Faster speeds are coming, but powerline proponents are still worried that the existence of two, new competing standards for the next generation of Ethernet-over-mains technology will see a continuation of the current standards war.

The two rivals are the IEEE's 1901 and the ITU's G.hn. Both are designed to more than double the performance of today's 200Mb/s powerline links, the better to allow punters to send multiple 1080p HD video streams around the home simultaneously. Get that right and almost any other kind of data consumers want to transmit will easily fit into the available bandwidth.

Both have powerful backers. The HomePlug Alliance, overseer of the HomePlug AV 200Mb/s standard, has given its thumbs up to 1901, not least because 1901 is compatible with its own technology.

The IEEE standard also incorporates HD-PLC, a powerline technology developed in Japan but which is very similar to HomePlug AV. HD-PLC uses wavelet compression; HomePlug uses Fast Fourier Transform to do the same job. In other respects, the two specifications are effectively the same.
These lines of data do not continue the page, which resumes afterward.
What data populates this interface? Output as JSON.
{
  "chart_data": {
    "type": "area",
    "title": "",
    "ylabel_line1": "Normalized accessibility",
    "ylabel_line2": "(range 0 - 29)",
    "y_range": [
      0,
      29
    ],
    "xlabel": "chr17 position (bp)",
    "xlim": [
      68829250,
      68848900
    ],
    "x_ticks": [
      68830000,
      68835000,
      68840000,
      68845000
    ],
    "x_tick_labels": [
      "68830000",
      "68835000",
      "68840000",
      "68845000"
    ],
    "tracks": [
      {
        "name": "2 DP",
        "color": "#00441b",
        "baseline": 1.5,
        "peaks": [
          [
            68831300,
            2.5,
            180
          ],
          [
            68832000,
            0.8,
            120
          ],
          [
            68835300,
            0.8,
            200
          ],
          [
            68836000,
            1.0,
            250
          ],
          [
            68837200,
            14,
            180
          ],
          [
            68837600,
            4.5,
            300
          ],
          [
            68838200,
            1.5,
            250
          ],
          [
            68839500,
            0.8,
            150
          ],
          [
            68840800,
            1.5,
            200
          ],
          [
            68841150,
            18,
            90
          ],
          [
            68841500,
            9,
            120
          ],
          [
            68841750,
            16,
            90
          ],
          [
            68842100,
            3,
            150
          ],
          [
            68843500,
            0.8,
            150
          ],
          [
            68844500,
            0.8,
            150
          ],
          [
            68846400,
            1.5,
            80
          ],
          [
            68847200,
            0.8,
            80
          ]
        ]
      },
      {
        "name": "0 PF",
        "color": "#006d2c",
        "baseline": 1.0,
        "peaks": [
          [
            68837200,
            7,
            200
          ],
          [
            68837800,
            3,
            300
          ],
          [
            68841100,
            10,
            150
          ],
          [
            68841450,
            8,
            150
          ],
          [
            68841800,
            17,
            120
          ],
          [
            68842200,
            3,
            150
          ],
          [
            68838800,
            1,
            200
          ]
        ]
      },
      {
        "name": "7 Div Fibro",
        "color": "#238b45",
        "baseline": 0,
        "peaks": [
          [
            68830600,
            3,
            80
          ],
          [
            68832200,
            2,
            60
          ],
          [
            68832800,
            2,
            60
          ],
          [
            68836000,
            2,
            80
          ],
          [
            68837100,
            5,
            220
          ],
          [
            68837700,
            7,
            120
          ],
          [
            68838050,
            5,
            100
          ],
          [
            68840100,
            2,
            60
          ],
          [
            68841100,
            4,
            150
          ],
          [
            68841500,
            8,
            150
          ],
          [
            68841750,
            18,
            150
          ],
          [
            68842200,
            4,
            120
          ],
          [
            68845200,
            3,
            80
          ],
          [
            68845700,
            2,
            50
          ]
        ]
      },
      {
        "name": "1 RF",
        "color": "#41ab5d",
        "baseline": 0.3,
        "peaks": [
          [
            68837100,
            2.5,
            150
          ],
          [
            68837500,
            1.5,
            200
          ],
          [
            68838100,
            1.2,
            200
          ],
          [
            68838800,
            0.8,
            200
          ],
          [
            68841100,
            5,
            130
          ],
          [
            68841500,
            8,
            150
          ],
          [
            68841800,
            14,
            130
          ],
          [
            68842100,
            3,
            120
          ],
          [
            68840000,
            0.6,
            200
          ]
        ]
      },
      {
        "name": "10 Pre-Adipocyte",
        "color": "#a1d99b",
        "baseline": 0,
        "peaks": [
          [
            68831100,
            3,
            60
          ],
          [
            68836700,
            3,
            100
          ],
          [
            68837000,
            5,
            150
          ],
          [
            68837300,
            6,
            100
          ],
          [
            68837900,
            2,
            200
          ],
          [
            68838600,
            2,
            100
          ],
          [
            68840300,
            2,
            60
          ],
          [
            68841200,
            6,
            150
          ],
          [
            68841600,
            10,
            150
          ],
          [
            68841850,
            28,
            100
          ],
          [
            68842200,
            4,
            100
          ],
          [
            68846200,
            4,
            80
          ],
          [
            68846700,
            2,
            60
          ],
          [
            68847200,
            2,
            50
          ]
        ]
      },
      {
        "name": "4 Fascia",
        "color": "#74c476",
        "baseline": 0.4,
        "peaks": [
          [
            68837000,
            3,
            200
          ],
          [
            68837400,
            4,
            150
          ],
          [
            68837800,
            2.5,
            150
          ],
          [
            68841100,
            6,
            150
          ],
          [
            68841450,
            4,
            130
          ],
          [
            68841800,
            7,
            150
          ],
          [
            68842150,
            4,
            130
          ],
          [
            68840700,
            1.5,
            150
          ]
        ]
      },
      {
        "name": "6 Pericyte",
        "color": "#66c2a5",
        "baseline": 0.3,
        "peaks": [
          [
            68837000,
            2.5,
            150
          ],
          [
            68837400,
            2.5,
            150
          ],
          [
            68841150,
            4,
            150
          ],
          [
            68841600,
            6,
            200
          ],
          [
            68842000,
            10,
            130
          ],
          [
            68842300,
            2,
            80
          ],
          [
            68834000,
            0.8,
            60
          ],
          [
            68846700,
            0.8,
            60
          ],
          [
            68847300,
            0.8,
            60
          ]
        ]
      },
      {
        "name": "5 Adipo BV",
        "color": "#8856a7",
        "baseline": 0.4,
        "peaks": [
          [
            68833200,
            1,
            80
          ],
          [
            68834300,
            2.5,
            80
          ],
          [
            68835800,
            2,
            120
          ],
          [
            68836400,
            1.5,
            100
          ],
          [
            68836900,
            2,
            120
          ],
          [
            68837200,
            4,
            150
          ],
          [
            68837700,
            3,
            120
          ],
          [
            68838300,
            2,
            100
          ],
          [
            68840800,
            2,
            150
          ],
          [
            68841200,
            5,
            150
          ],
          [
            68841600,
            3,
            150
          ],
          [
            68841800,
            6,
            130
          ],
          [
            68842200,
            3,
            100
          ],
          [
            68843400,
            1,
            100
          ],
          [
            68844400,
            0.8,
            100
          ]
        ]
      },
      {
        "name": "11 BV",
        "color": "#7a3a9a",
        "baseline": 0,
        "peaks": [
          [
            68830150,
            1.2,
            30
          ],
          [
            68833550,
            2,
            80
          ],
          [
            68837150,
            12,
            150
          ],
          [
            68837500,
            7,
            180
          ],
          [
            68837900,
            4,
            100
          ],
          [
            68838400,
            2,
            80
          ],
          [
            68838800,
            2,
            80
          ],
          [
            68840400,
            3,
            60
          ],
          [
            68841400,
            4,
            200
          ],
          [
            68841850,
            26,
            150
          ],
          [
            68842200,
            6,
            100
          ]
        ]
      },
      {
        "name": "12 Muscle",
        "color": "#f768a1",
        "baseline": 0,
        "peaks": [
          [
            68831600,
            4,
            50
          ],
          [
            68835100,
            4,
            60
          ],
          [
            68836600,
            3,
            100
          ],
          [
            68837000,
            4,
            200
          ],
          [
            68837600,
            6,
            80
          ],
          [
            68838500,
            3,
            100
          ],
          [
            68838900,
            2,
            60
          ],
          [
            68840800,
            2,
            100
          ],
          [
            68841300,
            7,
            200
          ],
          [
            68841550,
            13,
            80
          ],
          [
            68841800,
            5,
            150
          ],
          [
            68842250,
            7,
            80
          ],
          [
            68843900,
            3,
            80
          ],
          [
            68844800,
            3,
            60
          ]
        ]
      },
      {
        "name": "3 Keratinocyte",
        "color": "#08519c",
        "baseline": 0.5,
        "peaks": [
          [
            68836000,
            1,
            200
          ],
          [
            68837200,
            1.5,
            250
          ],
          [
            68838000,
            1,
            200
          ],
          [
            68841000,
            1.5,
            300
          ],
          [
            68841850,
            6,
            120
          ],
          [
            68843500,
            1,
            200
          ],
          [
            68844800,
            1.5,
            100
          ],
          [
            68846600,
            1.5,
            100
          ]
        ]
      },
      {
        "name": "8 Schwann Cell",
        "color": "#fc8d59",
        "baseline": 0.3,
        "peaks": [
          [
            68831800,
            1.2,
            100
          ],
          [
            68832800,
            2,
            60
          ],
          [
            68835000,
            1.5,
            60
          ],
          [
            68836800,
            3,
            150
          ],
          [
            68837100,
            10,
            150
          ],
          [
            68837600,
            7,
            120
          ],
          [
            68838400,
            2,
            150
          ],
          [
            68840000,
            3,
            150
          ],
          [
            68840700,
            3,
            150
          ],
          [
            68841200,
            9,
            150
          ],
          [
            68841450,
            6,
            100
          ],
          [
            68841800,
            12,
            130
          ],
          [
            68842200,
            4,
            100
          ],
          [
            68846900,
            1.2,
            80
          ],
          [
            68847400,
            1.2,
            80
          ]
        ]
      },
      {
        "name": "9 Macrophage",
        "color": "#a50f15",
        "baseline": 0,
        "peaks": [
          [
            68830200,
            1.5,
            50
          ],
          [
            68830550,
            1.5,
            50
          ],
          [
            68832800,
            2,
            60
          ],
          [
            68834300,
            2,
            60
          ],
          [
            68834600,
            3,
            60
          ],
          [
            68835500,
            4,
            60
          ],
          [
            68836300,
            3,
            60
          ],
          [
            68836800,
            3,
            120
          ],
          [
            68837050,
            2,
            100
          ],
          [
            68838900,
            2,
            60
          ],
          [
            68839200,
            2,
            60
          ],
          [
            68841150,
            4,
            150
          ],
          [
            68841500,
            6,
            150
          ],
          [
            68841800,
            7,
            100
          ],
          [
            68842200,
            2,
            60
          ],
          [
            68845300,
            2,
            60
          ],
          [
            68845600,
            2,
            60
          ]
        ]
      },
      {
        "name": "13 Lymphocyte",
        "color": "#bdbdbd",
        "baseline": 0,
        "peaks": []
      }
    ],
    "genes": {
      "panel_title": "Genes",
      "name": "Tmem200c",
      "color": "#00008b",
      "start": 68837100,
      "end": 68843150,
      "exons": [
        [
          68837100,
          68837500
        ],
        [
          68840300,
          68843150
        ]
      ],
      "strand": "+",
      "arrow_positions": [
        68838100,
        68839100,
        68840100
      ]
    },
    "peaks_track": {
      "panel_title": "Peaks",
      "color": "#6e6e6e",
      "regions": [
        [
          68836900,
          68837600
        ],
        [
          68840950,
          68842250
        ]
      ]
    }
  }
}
For that reason, 1901 combines the two.

HD-PLC is relatively unknown in the West - though it's big in Switzerland, says Dr Stephan Horvath, CEO of local technology company Advanced Communication Networks - where HomePlug AV has become the de facto standard after beating a rival offering from the Universal Powerline Association.

The UPA effectively collapsed last year when its main backer, Spanish chip company DS2 shut it doors. Before its demise, DS2 had been looking to G.hn as the next step in powerline networking.

It wasn't the only one. The world's biggest chip maker, Intel, has lent its support to the standard, which is being promoted by the HomeGrid Forum. The Forum is backed by a fair few service providers, including BT.